The killers came from the forest, the very same forest Raimundo Santos Rodrigues so loved.
The environmentalist had spent years defending one of the last pristine swathes of the eastern Amazon rain forest from loggers, miners and farmers. But his activism had earned him enemies in Brazil’s northern state of Maranhão.
And on Tuesday afternoon, those enemies pounced.
Santos Rodrigues and his wife were riding their motorbike from the market back to the Biological Reserve of Gurupi when two men suddenly emerged from the treeline, witnesses told local media. As the couple crossed a bridge, the gunmen opened fire, hitting both the environmentalist and his wife.
To ensure their objective, the assassins ran up to Santos Rodrigues and stabbed the injured man to death. His wife, Maria da Conceição Chaves Lima, was rushed to the hospital and is expected to live.
Santos Rodrigues had been a “marked” man because of his environmentalism, said a man who spoke to G1 anonymously for fear of also being targeted.
“Loggers hated him because he denounced them,” said a co-worker, also anonymously. “He was very active in the region, defending the community, attending the Union of Rural Workers of Bom Jardim.”
Officials have promised a thorough investigation and are treating the murder as an attack on a public official. Santos Rodrigues was a volunteer with the Chico Mendes Institute for Biodiversity Conservation, part of the Ministry of the Environment.
“It will be treated with top priority,” said Alexandre Saraiva, a federal police superintendent.
But that promise appears hollow against the bloody reality in Brazil, widely considered the most dangerous country on earth for environmentalists.
Between 2002 and 2013, at least 448 environmentalists were killed in Brazil, according to Global Witness. That equates to roughly half of all the environmentalists murdered worldwide during that period.
According to local watchdog CPT, the grim tally is even worse: More than 1,500 Brazilians have been killed over the past 25 years fighting deforestation, and another 2,000 have received death threats, Men’s Journal reported in 2012.
Last year, 29 Brazilian environmentalists were murdered, again more than any other country, according to Global Witness.
The reasons behind Brazil bewildering conservationist killing spree are simple. The country’s land ownership is “among the most concentrated and unequal in the world,” leading to conflicts between subsistence farmers or indigenous groups and “well-connected landowners over who has the legal right to forests and land,” according to Global Witness.
“Magnates buy off local politicians and policemen, and kill anyone who challenges their agricultural practices,” according to Men’s Journal.
As in the slaying of Santos Rodrigues, environmentalists are in most danger inside or at the edges of the Amazon. The giant rain forest — which some activists fear will be half gone by 2030 — is the site of 68 percent of all such murders, according to Global Witness. First the trees are cut down by loggers, which then opens the land up to cattle ranchers, soy farmers or miners.
“Many people from the logging and mining companies think the only way to solve problems is by killing the people who defend the forest,” federal prosecutor Felício Pontes told Men’s Journal.

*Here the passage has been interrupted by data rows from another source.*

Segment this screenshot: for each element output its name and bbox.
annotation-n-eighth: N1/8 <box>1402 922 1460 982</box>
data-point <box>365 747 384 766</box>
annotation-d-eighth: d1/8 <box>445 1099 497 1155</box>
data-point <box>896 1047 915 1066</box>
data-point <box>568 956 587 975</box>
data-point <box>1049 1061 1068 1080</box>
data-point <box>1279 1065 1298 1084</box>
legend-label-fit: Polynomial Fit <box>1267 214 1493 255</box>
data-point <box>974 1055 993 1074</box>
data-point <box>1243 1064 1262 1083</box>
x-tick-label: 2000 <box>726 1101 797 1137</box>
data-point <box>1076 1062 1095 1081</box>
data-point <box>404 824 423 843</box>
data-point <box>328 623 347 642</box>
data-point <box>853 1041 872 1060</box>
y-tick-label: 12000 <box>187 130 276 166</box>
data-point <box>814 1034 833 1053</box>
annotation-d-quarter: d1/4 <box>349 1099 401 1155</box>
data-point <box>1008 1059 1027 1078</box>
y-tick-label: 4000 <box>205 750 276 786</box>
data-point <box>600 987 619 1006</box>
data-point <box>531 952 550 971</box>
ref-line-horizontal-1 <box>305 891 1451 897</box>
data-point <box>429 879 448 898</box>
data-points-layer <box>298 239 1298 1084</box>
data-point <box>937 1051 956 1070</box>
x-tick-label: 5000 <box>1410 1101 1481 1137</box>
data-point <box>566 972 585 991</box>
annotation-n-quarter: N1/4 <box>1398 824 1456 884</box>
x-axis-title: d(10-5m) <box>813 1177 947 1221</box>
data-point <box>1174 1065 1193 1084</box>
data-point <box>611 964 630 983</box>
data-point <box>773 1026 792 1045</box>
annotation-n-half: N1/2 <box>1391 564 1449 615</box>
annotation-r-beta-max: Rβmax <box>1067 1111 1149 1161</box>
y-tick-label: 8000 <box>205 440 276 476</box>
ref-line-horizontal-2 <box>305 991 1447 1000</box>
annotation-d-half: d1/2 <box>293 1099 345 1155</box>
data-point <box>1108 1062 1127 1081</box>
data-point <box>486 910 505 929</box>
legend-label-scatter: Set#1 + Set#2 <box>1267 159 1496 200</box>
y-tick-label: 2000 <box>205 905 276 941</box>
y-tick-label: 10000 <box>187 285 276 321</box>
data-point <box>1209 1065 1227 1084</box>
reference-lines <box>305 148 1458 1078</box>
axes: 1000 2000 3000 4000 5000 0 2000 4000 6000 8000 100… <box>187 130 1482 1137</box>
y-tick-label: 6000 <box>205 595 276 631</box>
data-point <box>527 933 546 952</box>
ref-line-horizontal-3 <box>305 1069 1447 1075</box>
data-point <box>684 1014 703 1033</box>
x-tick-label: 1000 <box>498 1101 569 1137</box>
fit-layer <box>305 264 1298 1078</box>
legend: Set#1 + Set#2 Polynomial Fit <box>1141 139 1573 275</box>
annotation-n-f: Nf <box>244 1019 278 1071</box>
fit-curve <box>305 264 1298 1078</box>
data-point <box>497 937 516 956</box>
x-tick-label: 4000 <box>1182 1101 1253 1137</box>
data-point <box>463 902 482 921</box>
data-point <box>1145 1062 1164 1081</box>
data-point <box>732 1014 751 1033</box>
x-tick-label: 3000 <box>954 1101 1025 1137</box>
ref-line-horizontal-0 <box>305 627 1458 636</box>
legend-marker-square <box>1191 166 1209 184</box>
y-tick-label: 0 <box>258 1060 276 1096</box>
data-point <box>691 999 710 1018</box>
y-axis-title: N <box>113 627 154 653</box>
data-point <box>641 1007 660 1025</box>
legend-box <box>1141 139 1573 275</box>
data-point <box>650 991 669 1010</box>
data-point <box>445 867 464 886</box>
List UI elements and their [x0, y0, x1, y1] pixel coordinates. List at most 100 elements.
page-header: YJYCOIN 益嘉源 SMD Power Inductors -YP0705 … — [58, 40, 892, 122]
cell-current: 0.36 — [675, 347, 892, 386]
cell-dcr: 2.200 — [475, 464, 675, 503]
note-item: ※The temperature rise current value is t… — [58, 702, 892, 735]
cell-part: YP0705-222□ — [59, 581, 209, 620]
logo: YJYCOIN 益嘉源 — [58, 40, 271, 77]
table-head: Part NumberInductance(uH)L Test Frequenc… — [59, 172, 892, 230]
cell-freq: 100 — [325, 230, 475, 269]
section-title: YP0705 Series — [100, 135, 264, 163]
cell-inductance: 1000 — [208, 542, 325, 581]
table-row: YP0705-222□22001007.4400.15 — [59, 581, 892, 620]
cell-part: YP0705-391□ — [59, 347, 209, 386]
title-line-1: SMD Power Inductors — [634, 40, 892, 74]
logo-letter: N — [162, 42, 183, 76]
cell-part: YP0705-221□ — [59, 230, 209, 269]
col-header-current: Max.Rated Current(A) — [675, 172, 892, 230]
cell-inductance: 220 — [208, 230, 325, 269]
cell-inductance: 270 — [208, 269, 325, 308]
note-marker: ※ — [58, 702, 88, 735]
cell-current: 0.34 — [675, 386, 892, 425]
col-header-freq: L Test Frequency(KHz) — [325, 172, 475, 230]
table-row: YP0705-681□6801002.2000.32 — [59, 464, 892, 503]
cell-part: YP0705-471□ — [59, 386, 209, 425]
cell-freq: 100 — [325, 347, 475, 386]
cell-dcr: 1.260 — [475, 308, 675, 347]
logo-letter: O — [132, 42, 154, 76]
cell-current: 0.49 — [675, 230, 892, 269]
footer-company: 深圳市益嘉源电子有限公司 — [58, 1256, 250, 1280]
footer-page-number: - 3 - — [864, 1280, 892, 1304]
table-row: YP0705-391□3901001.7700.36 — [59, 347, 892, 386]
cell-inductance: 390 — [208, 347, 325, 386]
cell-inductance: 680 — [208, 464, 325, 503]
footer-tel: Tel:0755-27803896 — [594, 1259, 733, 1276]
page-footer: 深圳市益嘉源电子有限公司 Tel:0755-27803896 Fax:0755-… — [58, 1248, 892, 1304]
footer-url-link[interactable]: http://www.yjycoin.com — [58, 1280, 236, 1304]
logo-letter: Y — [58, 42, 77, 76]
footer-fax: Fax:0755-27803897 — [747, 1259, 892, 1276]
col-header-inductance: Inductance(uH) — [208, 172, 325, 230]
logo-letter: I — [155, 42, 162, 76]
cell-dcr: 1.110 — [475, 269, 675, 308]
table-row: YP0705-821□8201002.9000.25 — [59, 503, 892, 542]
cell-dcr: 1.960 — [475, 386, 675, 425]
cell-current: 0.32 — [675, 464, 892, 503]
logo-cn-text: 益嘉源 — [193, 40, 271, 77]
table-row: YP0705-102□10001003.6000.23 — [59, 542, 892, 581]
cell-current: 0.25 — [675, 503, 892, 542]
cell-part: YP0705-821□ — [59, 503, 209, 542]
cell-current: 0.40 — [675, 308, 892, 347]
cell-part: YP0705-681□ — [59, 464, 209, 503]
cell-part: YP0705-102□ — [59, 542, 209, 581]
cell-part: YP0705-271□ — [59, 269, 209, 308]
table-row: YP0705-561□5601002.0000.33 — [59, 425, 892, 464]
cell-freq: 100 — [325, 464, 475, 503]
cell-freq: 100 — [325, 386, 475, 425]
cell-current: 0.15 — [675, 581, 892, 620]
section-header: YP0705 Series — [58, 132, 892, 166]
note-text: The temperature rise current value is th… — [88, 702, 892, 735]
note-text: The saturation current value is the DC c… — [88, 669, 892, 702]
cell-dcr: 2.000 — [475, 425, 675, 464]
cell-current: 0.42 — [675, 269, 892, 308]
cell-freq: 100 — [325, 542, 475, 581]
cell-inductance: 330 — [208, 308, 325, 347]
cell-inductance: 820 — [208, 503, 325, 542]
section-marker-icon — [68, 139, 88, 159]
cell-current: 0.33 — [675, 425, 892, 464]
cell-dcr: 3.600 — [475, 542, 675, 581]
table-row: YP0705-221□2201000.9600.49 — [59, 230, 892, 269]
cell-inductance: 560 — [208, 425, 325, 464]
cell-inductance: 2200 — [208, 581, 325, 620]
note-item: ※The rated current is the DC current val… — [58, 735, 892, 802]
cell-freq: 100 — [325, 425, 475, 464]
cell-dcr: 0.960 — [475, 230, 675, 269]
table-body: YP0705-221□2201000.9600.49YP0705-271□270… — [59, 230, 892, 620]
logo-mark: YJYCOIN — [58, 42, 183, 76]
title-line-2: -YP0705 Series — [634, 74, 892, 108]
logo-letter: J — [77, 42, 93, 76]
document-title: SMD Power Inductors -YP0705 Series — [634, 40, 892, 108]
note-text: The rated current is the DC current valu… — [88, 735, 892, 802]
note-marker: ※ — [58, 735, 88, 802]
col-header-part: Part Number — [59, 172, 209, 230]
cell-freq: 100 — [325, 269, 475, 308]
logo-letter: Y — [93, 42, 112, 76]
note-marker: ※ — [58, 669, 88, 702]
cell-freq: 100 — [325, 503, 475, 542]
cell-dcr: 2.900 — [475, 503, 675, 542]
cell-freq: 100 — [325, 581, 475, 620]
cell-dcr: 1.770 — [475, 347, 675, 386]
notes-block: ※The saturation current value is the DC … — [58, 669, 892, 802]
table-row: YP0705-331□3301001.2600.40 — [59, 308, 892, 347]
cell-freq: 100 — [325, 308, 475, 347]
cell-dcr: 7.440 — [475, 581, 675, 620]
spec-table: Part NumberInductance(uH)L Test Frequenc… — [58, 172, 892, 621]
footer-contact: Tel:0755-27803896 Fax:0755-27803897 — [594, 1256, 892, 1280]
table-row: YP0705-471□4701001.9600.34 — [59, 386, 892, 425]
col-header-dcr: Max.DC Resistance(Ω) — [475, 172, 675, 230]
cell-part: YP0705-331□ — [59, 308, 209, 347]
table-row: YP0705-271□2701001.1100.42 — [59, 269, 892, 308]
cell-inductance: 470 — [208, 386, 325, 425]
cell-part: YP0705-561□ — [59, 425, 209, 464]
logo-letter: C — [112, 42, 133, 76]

Like the Amazon itself, the problem of violence against environmentalists is shared by many Latin American countries. Last year, at least 25 environmentalists were killed in Colombia, according to Global Witness. Honduras (12), Peru (9), Guatemala (5), Paraguay (3) and Mexico (3) also reported multiple murders of conservationists in 2014.
Although more than 80% of the killings were in Latin and Central America, Asian environmentalists are also at great risk. Fifteen Filipinos were killed in 2014, followed by Thailand (4), Indonesia (2) and Myanmar (2), again according to Global Witness.
Almost none of these murders are ever solved, the group says. A 2014 Global Witness report found that 908 activists were killed in 35 countries between 2002 and 2013, yet there were only 10 convictions.
“What feeds the violence is the impunity,” Isolete Wichinieski, national coordinator of the Brazilian group Commisão Pastoral da Terra, told the Guardian.